How many ways are there to put 4 balls in 3 boxes if two balls are indistinguishably white, two are indistinguishably black, and the boxes are distinguishable?
Without regard to the distinguishability of the balls, they can be organized into groups of the following:$$(4,0,0),(3,1,0),(2,2,0),(2,1,1).$$Now we consider the distinguishability of the balls in each of these options.
(4,0,0): There is only $1$ way to do this (since the boxes are indistinguishable).
(3,1,0): There are $4$ options: we must pick the ball which goes into a box by itself.
(2,2,0): There are 4 choose 2 = 6 ways to choose the balls for the first box, and the remaining goes in the second box. However, the two pairs of balls are interchangeable, so we must divide by 2 to get $6 / 2 = 3$ arrangements.

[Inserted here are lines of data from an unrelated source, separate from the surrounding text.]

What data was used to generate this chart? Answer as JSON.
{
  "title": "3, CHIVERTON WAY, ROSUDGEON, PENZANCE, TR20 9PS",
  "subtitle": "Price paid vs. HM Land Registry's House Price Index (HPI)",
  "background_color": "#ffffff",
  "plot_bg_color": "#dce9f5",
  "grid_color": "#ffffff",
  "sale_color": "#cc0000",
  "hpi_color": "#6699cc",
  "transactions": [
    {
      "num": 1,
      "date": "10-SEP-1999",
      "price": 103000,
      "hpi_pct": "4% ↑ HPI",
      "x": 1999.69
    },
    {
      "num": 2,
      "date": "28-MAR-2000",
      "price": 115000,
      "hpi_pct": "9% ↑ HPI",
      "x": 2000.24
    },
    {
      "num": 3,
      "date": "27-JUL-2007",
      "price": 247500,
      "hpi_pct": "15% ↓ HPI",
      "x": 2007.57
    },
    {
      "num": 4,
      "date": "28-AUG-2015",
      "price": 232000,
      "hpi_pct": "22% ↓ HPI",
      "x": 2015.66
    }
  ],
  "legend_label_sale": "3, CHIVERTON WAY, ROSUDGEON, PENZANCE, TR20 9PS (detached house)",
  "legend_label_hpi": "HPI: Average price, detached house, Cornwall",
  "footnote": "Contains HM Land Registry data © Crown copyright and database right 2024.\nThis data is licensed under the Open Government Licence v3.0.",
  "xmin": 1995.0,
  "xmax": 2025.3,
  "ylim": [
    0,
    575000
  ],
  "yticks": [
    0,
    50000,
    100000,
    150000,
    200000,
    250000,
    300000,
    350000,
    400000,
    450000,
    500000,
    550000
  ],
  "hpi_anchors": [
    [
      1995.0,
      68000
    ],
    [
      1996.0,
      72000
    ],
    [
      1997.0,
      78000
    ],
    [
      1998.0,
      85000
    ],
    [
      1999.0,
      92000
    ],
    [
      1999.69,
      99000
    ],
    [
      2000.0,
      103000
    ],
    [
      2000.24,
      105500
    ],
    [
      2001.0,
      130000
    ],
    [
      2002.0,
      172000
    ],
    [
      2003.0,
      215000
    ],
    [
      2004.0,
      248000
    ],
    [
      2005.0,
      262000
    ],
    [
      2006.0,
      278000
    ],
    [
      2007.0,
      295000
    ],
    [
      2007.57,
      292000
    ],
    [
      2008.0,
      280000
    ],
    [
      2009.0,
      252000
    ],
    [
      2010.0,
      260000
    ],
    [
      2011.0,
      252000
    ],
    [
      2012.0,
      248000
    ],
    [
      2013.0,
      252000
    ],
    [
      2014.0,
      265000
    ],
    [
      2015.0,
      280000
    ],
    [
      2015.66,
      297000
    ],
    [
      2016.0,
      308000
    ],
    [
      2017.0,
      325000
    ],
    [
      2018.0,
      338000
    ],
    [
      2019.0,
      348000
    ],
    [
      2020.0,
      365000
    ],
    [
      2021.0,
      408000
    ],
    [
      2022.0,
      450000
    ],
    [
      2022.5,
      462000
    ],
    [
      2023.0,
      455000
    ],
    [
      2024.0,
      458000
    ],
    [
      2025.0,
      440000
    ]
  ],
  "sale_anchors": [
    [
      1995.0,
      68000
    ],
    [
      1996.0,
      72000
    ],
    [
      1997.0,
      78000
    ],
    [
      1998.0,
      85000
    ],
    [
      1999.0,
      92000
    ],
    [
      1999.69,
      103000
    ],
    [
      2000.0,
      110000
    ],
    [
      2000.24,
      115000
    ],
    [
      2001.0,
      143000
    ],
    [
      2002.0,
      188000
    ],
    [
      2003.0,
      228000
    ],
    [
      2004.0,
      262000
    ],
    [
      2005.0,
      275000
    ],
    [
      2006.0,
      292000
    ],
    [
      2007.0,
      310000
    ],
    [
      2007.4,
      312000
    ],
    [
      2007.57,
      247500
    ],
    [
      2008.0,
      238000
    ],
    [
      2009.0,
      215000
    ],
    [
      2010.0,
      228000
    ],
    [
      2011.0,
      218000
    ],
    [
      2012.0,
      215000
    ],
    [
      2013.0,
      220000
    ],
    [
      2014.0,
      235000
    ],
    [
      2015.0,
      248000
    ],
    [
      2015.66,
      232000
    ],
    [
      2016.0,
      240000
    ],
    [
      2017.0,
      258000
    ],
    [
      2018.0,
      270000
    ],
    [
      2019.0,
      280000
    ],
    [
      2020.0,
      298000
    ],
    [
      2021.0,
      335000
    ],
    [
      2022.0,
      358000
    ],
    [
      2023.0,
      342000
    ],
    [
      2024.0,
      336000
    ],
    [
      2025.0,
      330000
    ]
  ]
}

(2,1,1): There are 4 choose 2 = 6 options for picking the two balls to go in one box, and each of the other two balls goes into its own box.
The total number of arrangements is $1 + 4 + 3 + 6 =14.
thats copied straight from alcumus
You guys are cheating. Ask in the alcumus forum or the message board
Without regard to the distinguishability of the balls, they can be organized into groups of the following:$$(4,0,0),(3,1,0),(2,2,0),(2,1,1).$$Now we consider the distinguishability of the balls in each of these options.
(4,0,0): There is only $1$ way to do this (since the boxes are indistinguishable).
(3,1,0): There are $4$ options: we must pick the ball which goes into a box by itself.
(2,2,0): There are $\binom{4}{2} = 6$ ways to choose the balls for the first box, and the remaining go in the second box. However, the two pairs of balls are interchangeable, so we must divide by 2 to get $6 / 2 = 3$ arrangements.
(2,1,1): There are $\binom{4}{2} = 6$ options for picking the two balls to go in one box, and each of the other two balls goes into its own box.
The total number of arrangements is $1 + 4 + 3 + 6 = \boxed{14}$.